Jerry's View: Never underestimate the power of prayer
Wed, 02/26/2014
My mom was a treasure and very tolerant of my dad's fight with the bottle during the depression. He'd come home many nights in his usual stupor, we kids would help undress him and put him to bed while mother lectured him. I am certain he did not hear a word of it as he would arise early the next morning for breakfast, never remembering much of the events the night before.
He looked around for his bottle, never finding it. We poured it into the open flame of the fire for the thrill of the swoosh and tossed the glass into the garbage.
Although mom lectured, it was never profane. Mostly educational on the dangers of alcohol. As a certified member of the WCTU (Women's Christian Temperance Union) mom strictly forbid herself from even a sip of the cursed fluid. She was influenced by the Reverend Clarence True Wilson, himself a tireless advocate of abstinence. Her devotion may have started there. It was he who married mom and dad in 1904.
Dad was an anomaly. His own father and mother owned the Temperance Hotel in Severn Bridge, Ontario when they were not running the general store where dad worked. Good sense stopped with them, I think, or maybe the lack of work in the depression had been a factor in dad's drinking. Whatever reason, mom remained steadfast, though loving and praying for her husband each Sunday at the Mallory Avenue Baptist church.
Mom's praying must have helped. A doctor visited us one day when dad was a little under the weather.
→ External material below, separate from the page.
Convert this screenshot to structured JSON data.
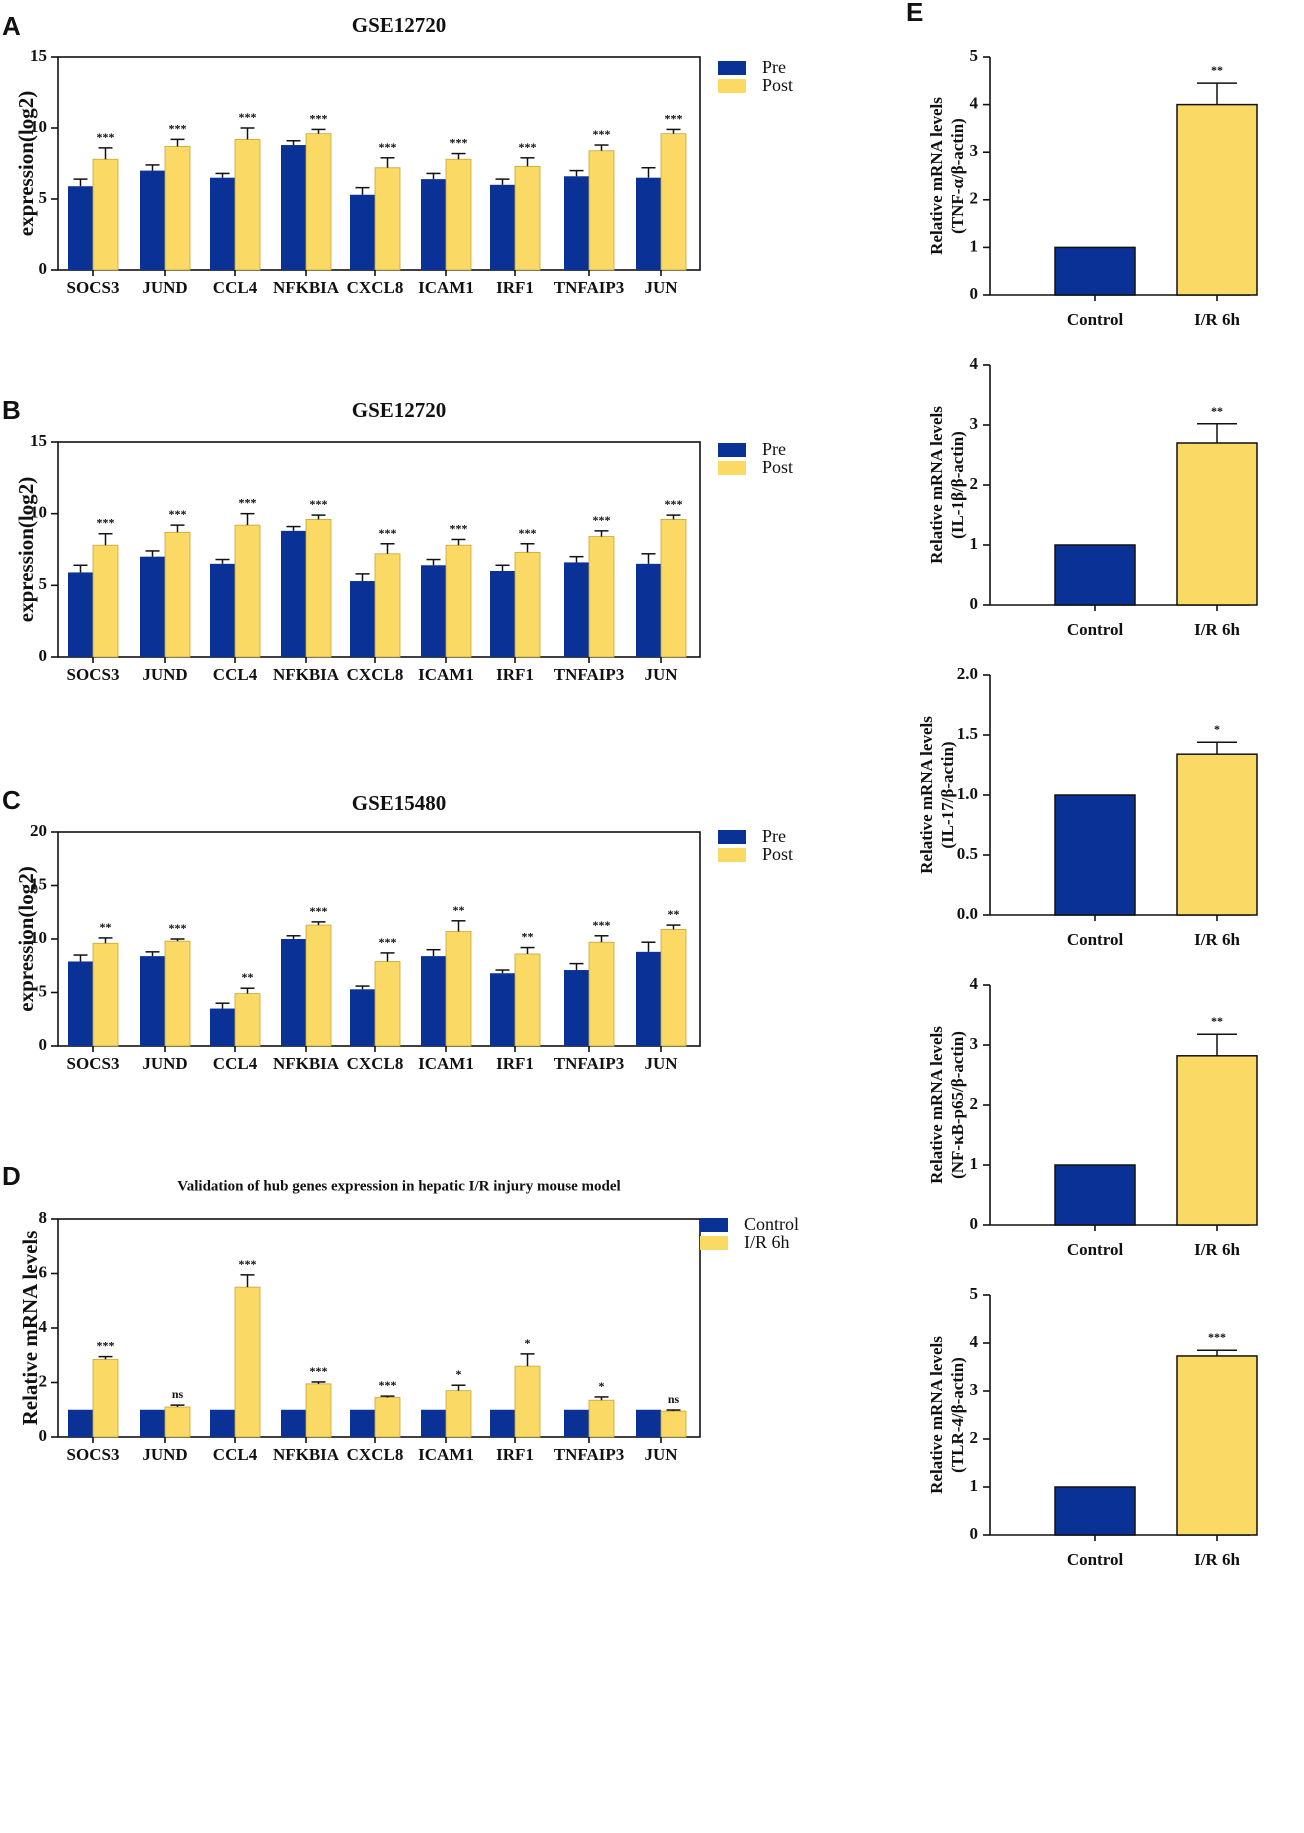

Dad only had a cold but when examined he told dad, one more drink and he'd be a goner. I was 18 at the time and mad as hell that the doctor did not tell him that sooner. None of mom's educational coaxing had done the trick.
Then I figured it out. Dad was so clean inside, from all the booze, that he never got sick. He never needed a doctor...until then. Dad was clean and sober for the next 27 years, much to mom's delight.
Clarence Wilson would have been proud. He might have said "never underestimate the power of prayer."